Pois não encontrei a expressão "Eu acredito nele!" até nos últimos dias do Reich de Hitler? Ocupo-me no momento de reabilitados, bem como daqueles que desejam ser reabilitados. Essas pessoas, por mais diferentes que sejam entre si, possuem um traço em comum: todas pretendem ser "vítimas do fascismo".

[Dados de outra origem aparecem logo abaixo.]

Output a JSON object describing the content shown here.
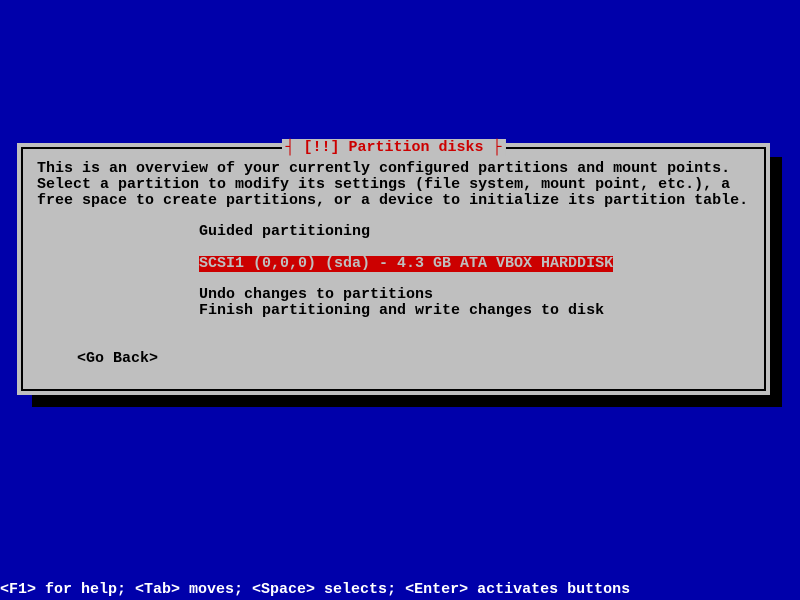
{
  "dialog": {
    "title": "[!!] Partition disks",
    "intro": "This is an overview of your currently configured partitions and mount points. Select a partition to modify its settings (file system, mount point, etc.), a free space to create partitions, or a device to initialize its partition table.",
    "menu": {
      "guided": "Guided partitioning",
      "disk": "SCSI1 (0,0,0) (sda) - 4.3 GB ATA VBOX HARDDISK",
      "undo": "Undo changes to partitions",
      "finish": "Finish partitioning and write changes to disk"
    },
    "go_back": "<Go Back>"
  },
  "footer": "<F1> for help; <Tab> moves; <Space> selects; <Enter> activates buttons"
}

Todas afirmam que algum tipo de vio­lência as coagiu a entrar no partido, ao qual odiavam desde o início; agiram contra suas convicções; nunca acreditaram no Führer, tampouco no Terceiro Reich. Outro dia encontrei na rua meu antigo aluno L., aquele que eu vira na última vez em que pude ir à biblioteca pública. Naquela ocasião ele apertou minha mão em sinal de simpatia. Senti constrangimento, pois ele já usava a suástica. Dessa vez ele se aproximou com uma expressão contente:

- Alegra-me saber que o senhor se salvou e reassumiu seu trabalho!
- E você, como vai?
- Mal, é claro. Trabalho como pedreiro na construção civil, e o que ganho não dá para sustentar mulher e filho. A lon­go prazo, não terei físico para isso.
- Você não está sendo reabilitado? Eu o conheço, sei que nenhum crime pesa na sua consciência. Você ocupou um cargo importante no partido, esteve muito envolvido politi­camente?
- Que nada. Eu não passava de um insignificante Pg.
- Então por que você não está sendo reabilitado?
- Porque não solicitei nem posso fazê-Io.
- Não entendo.

Pausa. Depois, com dificuldade, os olhos baixos:

- Não posso negar, eu acreditava nele.
- Mas é impossível que continue a acreditar. Você vê no que deu; e, agora, todos os crimes hediondos estão expostos à luz do dia.

Pausa ainda mais longa. Então, bem baixinho:

- Concordo com tudo o que o senhor diz. Foram os outros, que não o compreenderam, que o traíram. Mas nele, NELE, eu ainda acredito.

Victor Klemperer, 1946/47

Talvez o mais chocante na lti, (lingua tertii imperii) ou a linguagem do terceiro reich (não acredito mereça quaisquer maiúsculas), como Victor Klemperer o descreve em seu bom livro sobre o assunto, magistralmente traduzido por Miriam Bettina Paulina Oelsner (LTI, Contraponto Editora, 2009), seja a obediência aos ditos, imaginados e dogmas. Conheço o assunto de perto, pois meus pais, talvez o que se chamaria de perdedores sobreviventes, a mantinham, até em esdrúxulas adaptações.

Como "você não ser nada, camarada, o estado ser tudo", parte da lti e a qual meu pai, ao justificar seu imenso apreço e dedicação ao florescente empreendimento que havia criado, dizia: "você não ser nada, a firma ser tudo...".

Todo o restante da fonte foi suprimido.